C’est une question passionnante, qui demanderait un entretien complet pour y répondre, au delà des fantasmes et des interrogations que le sujet peut susciter. Le rapport fertile entre franc-maçonnerie et jazz représente toute la deuxième partie de mon livre Jazz Supreme, et c’est clairement la partie la plus inédite de mon travail. Rien n’avait été publié avant sur ce sujet de manière globale, pour une raison assez évidente de prime abord : il n’y a pas de jazz « maçonnique » à proprement parler, pas de Flûte Enchantée du jazz, pas de swing pour rituel, pas de manifestations évidentes de prosélytisme maçonnique dans les œuvres de jazzmen historiques. Sauf deux occurrences assez parlantes : les « jazz funerals » de la Nouvelle Orléans qui se font sous la houlette de fraternités constituées – dont la franc-maçonnerie- et qui ont toujours lieu à NOLA, seul exemple d’une ritualité propre au jazz et à son invention. Et un « Masonic Inborn » improvisé par Albert Ayler (qui n’est pas maçon, que je sache) en 1969, à la … cornemuse !

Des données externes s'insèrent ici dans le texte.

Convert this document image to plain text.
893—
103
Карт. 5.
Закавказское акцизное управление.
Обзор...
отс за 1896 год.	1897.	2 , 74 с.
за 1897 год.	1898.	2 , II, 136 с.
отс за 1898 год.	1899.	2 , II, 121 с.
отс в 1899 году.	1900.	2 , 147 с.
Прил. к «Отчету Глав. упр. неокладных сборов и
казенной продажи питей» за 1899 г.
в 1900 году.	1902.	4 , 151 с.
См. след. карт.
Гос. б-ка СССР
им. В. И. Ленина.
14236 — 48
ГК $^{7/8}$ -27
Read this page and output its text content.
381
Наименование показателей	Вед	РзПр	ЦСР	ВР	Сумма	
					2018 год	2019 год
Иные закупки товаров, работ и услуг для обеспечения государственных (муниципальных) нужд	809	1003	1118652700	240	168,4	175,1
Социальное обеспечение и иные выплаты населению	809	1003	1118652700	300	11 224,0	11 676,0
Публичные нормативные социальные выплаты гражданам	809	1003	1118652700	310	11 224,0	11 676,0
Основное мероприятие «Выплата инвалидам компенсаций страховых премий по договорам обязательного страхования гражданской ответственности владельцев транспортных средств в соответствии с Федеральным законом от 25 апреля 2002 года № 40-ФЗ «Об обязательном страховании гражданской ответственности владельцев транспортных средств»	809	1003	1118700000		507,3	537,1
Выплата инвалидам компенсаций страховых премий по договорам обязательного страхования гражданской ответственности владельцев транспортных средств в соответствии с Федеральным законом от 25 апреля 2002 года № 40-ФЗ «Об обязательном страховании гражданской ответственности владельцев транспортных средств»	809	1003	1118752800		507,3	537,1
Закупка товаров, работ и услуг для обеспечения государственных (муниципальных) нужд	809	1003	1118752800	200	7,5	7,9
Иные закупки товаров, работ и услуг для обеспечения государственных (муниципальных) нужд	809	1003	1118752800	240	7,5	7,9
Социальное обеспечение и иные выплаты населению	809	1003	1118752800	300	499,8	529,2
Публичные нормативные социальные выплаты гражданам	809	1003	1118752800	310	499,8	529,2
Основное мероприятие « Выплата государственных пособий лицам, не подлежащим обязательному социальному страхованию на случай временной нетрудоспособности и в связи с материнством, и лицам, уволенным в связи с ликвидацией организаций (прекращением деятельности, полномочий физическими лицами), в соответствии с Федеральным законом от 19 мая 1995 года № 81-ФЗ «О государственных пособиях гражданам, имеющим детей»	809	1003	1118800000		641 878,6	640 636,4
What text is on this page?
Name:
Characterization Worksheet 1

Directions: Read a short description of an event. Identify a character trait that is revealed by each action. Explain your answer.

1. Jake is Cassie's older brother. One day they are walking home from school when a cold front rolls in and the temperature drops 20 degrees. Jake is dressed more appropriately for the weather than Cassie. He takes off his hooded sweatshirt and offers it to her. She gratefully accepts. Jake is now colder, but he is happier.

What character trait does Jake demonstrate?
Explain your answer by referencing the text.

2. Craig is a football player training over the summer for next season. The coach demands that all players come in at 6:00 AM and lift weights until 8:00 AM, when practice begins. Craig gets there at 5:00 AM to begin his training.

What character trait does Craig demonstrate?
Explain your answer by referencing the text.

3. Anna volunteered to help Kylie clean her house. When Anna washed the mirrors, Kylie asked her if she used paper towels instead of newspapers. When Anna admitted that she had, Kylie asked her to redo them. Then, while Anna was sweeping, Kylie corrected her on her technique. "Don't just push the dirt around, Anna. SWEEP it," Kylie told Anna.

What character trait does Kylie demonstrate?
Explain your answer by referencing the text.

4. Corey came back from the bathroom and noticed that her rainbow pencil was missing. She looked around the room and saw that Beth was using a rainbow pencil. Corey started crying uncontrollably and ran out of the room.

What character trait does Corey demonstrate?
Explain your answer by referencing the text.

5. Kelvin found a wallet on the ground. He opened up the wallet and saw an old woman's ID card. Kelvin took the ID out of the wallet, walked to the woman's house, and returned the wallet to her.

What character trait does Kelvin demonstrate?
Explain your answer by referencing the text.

Ici, on voit la connaissance profonde de la mythologie maçonnique par un artiste féru d’ésotérisme et de symbolisme. Mais pour autant, cela ne fait pas beaucoup de choses à se mettre sous la dent pour un musicologue qui voudrait travailler le sujet. Est-ce pour autant un non-sujet, comme cela m’a été beaucoup rétorqué quand j’ai commencé mon enquête ? Pas de musiques, pas de sujet ? C’est justement cette absence qui me passionne, car le sujet est évidemment prometteur.
Tout d’abord, les plus grands noms du jazz ont affiché leur appartenance avec fierté et revendiqué cette affiliation. La liste est étonnante : Duke Ellington, Count Basie, Oscar Peterson, Kenny Clarke, Oscar « Papa » Celestin, Ben Webster, Lionel Hampton, Eubie Blake, Nat King Cole, Cab Calloway, pour les jazzmen afro-américains, à quoi on peut ajouter Paul Witheman, Al Jolson, Irving Berlin pour les grands noms de Broadway… Attention, la liste n’est absolument pas exhaustive ! Il est presque plus aisé de dire qui n’était pas maçon que l’inverse pour l’âge d’or de la première moitié du vingtième siècle !Grâce à ce sujet, je pouvais montrer que l’imaginaire spirituel des artistes avait une importance capitale dans l’histoire du jazz. Certes, il n’y a pas de musiques à analyser, mais il y a un contexte passionnant qui préfigure l’ensemble des actions intellectuelles, politiques et spirituelles de l’histoire afro-américaine, de la lutte des droits civiques à l’invention de la pensée afrocentriste, en passant par les révoltes d’esclaves et les revendications sociales de la bourgeoisie noire urbaine durant le 19è et 20è siècle. En étudiant ce phénomène, on intègre d’autant mieux le jazz dans le contexte historique, sociologique et anthropologique de son temps, ainsi que l’artiste comme activiste et acteur de son époque.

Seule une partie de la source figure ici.